Skin Cancer Screening
The awareness of the risk of skin cancer in patients with IBD has grown overtime. Non-melanoma skin cancer (NMSC) includes both squamous cell and basal cell carcinoma. The risk of acquiring NMSC is largely associated with thiopurine use (odds ratio of 4) and not IBD alone.50 There has been conflicting evidence in regards to the ongoing risk of NMSC once thiopurine use has stopped. A large French prospective cohort study demonstrated a pronounced increase in the incidence of NMSC in patients 50 or older with prior thiopurine exposure compared to controls.51 Contrary, a study on a large cohort of Veterans Affairs patients demonstrated that the incidence of NMSC reverted back to pre-exposure levels after the thiopurine was stopped regardless of the prior exposure duration.52
While NMSC appears to be strongly correlated to thiopurine use, patients with IBD have a significantly higher incidence of melanoma compared to the general population regardless of medical therapy.53 In addition, anti-TNF agents do appear to double the risk of melanoma.54,55 Given that there is an increased risk for melanoma in patients with IBD, routine counseling on the importance of decreased sun exposure, avoidance of tanning beds, use of protective sunscreen and clothing should be performed at office visits.
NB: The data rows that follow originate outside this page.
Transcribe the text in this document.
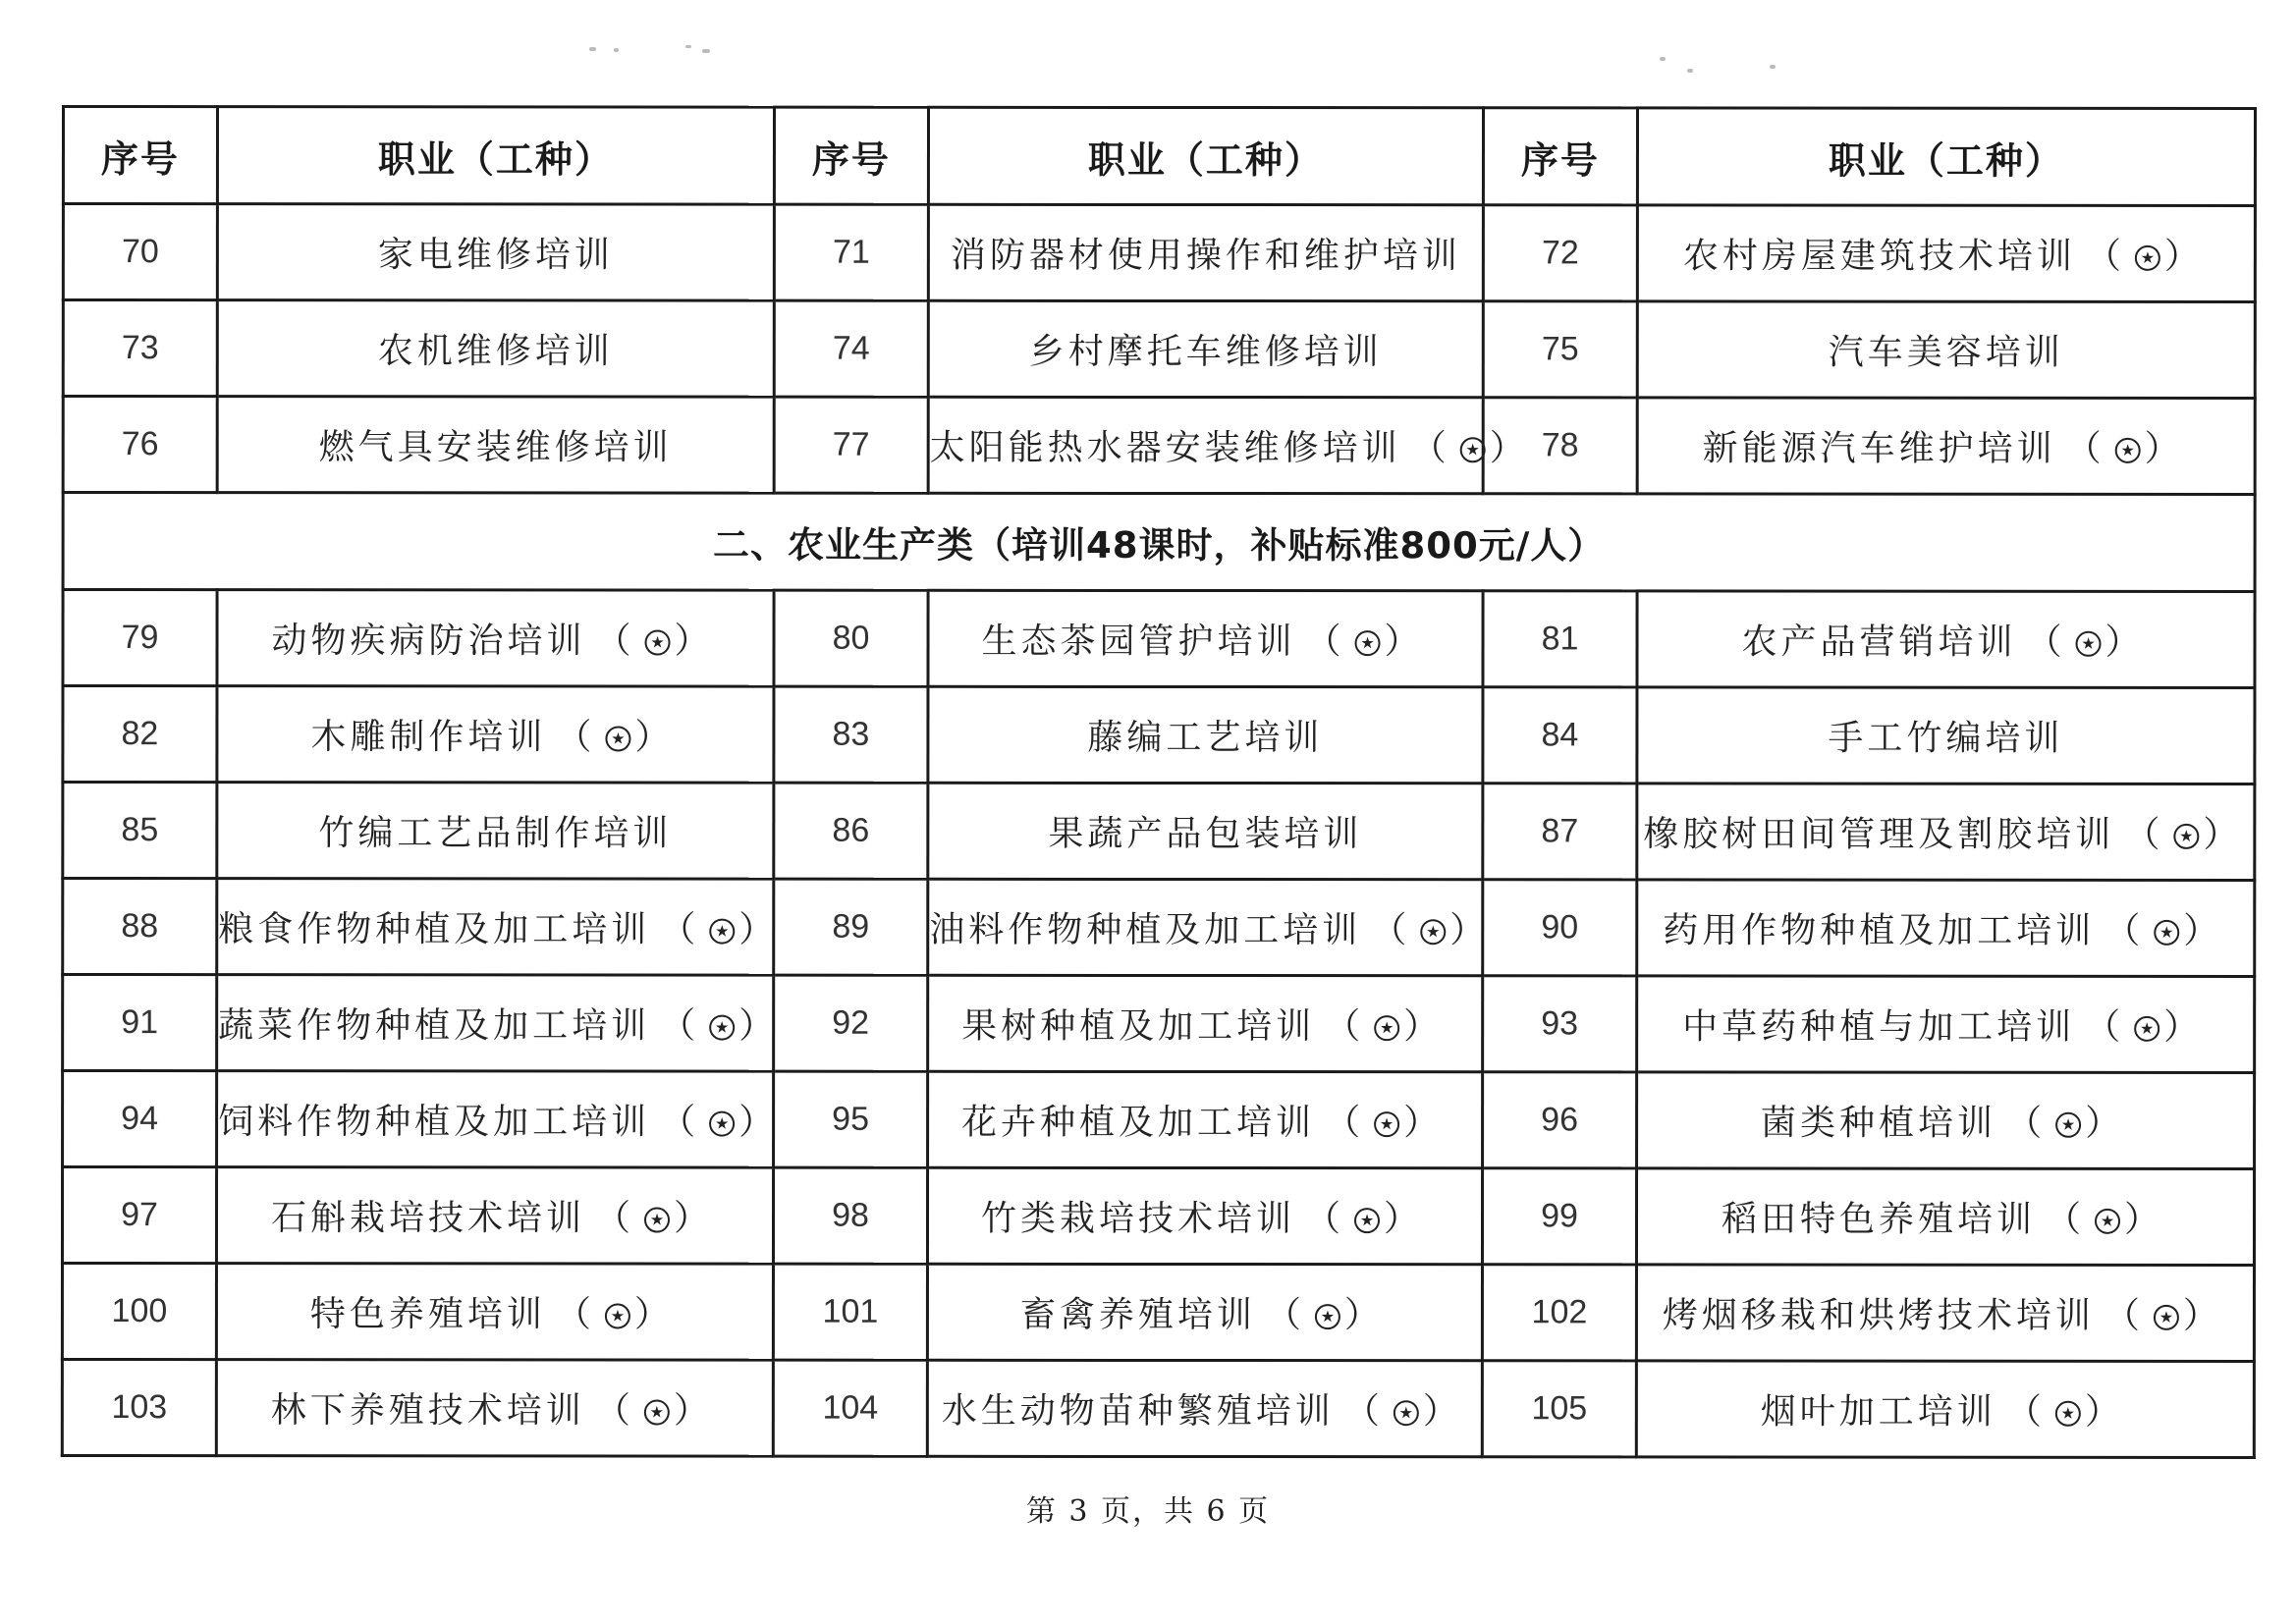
序号	职业（工种）	序号	职业（工种）	序号	职业（工种）
70	家电维修培训	71	消防器材使用操作和维护培训	72	农村房屋建筑技术培训 （ ★ ）
73	农机维修培训	74	乡村摩托车维修培训	75	汽车美容培训
76	燃气具安装维修培训	77	太阳能热水器安装维修培训 （ ★ ）	78	新能源汽车维护培训 （ ★ ）
二、农业生产类（培训48课时，补贴标准800元/人）					
79	动物疾病防治培训 （ ★ ）	80	生态茶园管护培训 （ ★ ）	81	农产品营销培训 （ ★ ）
82	木雕制作培训 （ ★ ）	83	藤编工艺培训	84	手工竹编培训
85	竹编工艺品制作培训	86	果蔬产品包装培训	87	橡胶树田间管理及割胶培训 （ ★ ）
88	粮食作物种植及加工培训 （ ★ ）	89	油料作物种植及加工培训 （ ★ ）	90	药用作物种植及加工培训 （ ★ ）
91	蔬菜作物种植及加工培训 （ ★ ）	92	果树种植及加工培训 （ ★ ）	93	中草药种植与加工培训 （ ★ ）
94	饲料作物种植及加工培训 （ ★ ）	95	花卉种植及加工培训 （ ★ ）	96	菌类种植培训 （ ★ ）
97	石斛栽培技术培训 （ ★ ）	98	竹类栽培技术培训 （ ★ ）	99	稻田特色养殖培训 （ ★ ）
100	特色养殖培训 （ ★ ）	101	畜禽养殖培训 （ ★ ）	102	烤烟移栽和烘烤技术培训 （ ★ ）
103	林下养殖技术培训 （ ★ ）	104	水生动物苗种繁殖培训 （ ★ ）	105	烟叶加工培训 （ ★ ）
第 3 页，共 6 页
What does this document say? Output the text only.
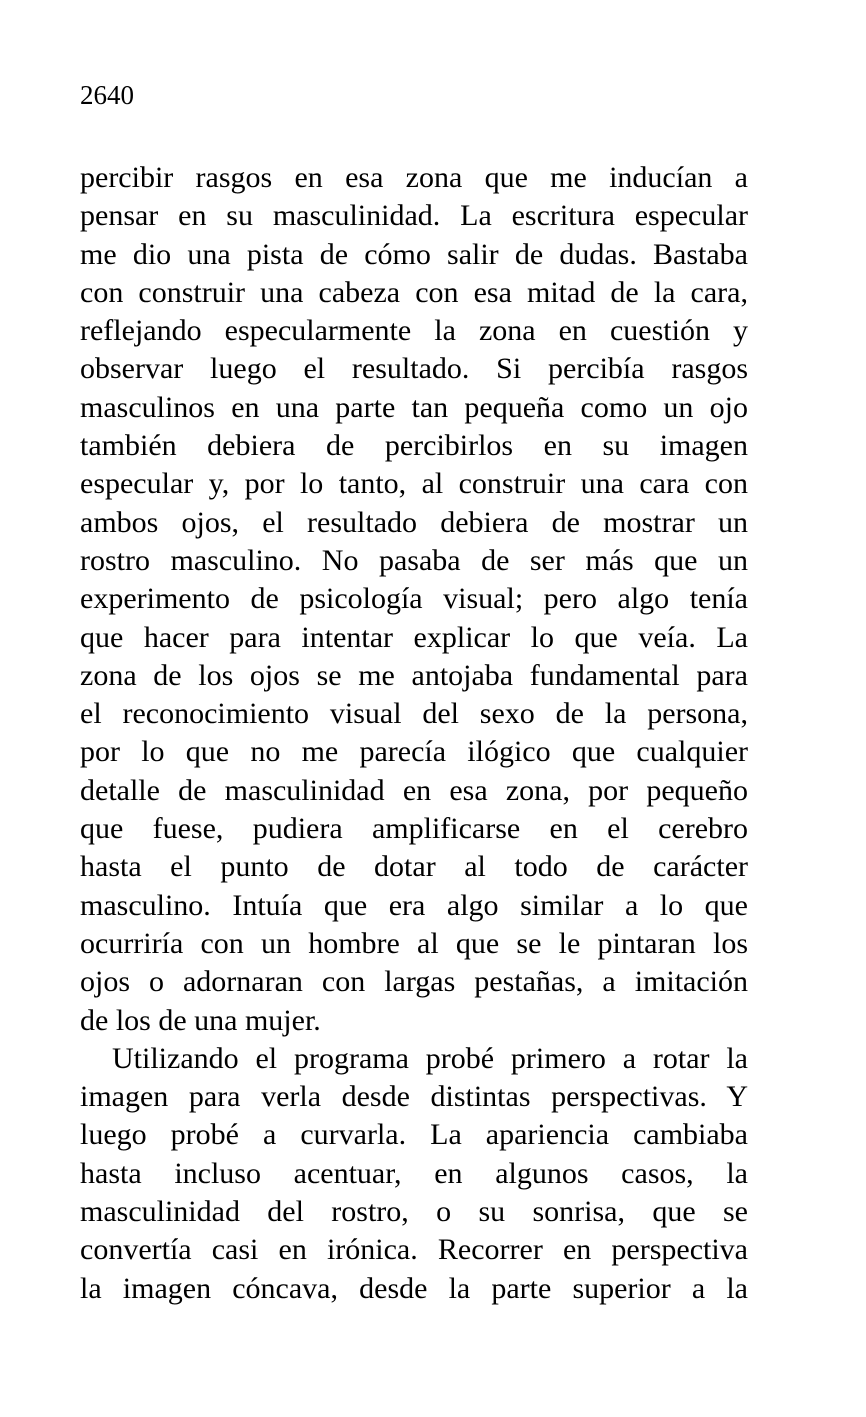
2640
percibir rasgos en esa zona que me inducían a
pensar en su masculinidad. La escritura especular
me dio una pista de cómo salir de dudas. Bastaba
con construir una cabeza con esa mitad de la cara,
reflejando especularmente la zona en cuestión y
observar luego el resultado. Si percibía rasgos
masculinos en una parte tan pequeña como un ojo
también debiera de percibirlos en su imagen
especular y, por lo tanto, al construir una cara con
ambos ojos, el resultado debiera de mostrar un
rostro masculino. No pasaba de ser más que un
experimento de psicología visual; pero algo tenía
que hacer para intentar explicar lo que veía. La
zona de los ojos se me antojaba fundamental para
el reconocimiento visual del sexo de la persona,
por lo que no me parecía ilógico que cualquier
detalle de masculinidad en esa zona, por pequeño
que fuese, pudiera amplificarse en el cerebro
hasta el punto de dotar al todo de carácter
masculino. Intuía que era algo similar a lo que
ocurriría con un hombre al que se le pintaran los
ojos o adornaran con largas pestañas, a imitación
de los de una mujer.
Utilizando el programa probé primero a rotar la
imagen para verla desde distintas perspectivas. Y
luego probé a curvarla. La apariencia cambiaba
hasta incluso acentuar, en algunos casos, la
masculinidad del rostro, o su sonrisa, que se
convertía casi en irónica. Recorrer en perspectiva
la imagen cóncava, desde la parte superior a la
Our practices recommend referrals to dermatology for all of our IBD patients to undergo screening and in order to identify the particular risk and needs of continued surveillance according to individual risk factors based on our current understanding. Given the conflicting data of thiopurine use and risk for NMSC after cessation, it seems most reasonable to continue surveillance even after cessation in patients older that 50.
Osteoporosis and Osteopenia
Patients with IBD are at increased risk for bone mineral disorders including osteopenia and osteoporosis. The reported prevalence of osteoporosis in patients with IBD is estimated to be as high as 40% and more subtle degrees of decreased bone mineral density can be seen in 70% of patients with IBD.56 There are certain risk factors that lead to accelerated bone mineral loss. Patients with IBD who have one or more of the following risk factors should undergo screening with Dual-energy X-ray absorptiometry (DEXA): corticosteroid use more than three months or repeated use, history of low trauma-fracture, post-menopausal women, and males older than 50.57 Other risk factors to consider are chronic inflammation, active smoking, and malnutrition. If osteoporosis is found then referral to the patient’s PCP, endocrinologist or rheumatologist should be made for consideration of bisphosphonate therapy. Vitamin D levels should be checked at regular intervals and adequate calcium intake (1000mg/day) is recommended for all patients with IBD.58
It is important to assess for tobacco use and provide cessation counseling to all patients with IBD given the overall health implications. Despite the observation that smoking may be protective against UC, practitioners should still encourage cessation, but caution the patient about the potential for flare. More importantly, Crohn’s patients should be advised that it is absolutely crucial to stop smoking. There is good evidence that patients with Crohn’s who smoke are at an increased risk of flare and smoking cessation lessens the risk.59 Furthermore, smoking is associated with increased steroid exposure, greater risk for surgery and increased risk of post-operative recurrence.60,61 There are a number of support systems that practitioners can refer patients to that include telephone based, mobile applications, and support group programs to help achieve cessation. Furthermore, medical therapy options that have been shown to be beneficial in smoking cessation include Nicotine replacement therapy, varenicline and bupropion.62
Inducing and maintaining remission for patients with IBD still remains the primary goal. However, the importance of health maintenance and prevention has emerged as a crucial objective in the overall delivery of care. Providers should take an active role in maintaining the wellness of patients and preventing any future adverse events. The role of the gastroenterologist should be as the principal physician closely managing the care with other health care professionals to ensure the patients are up to date with age appropriate vaccinations, cancer screening, screening for osteoporosis, and smoking cessation.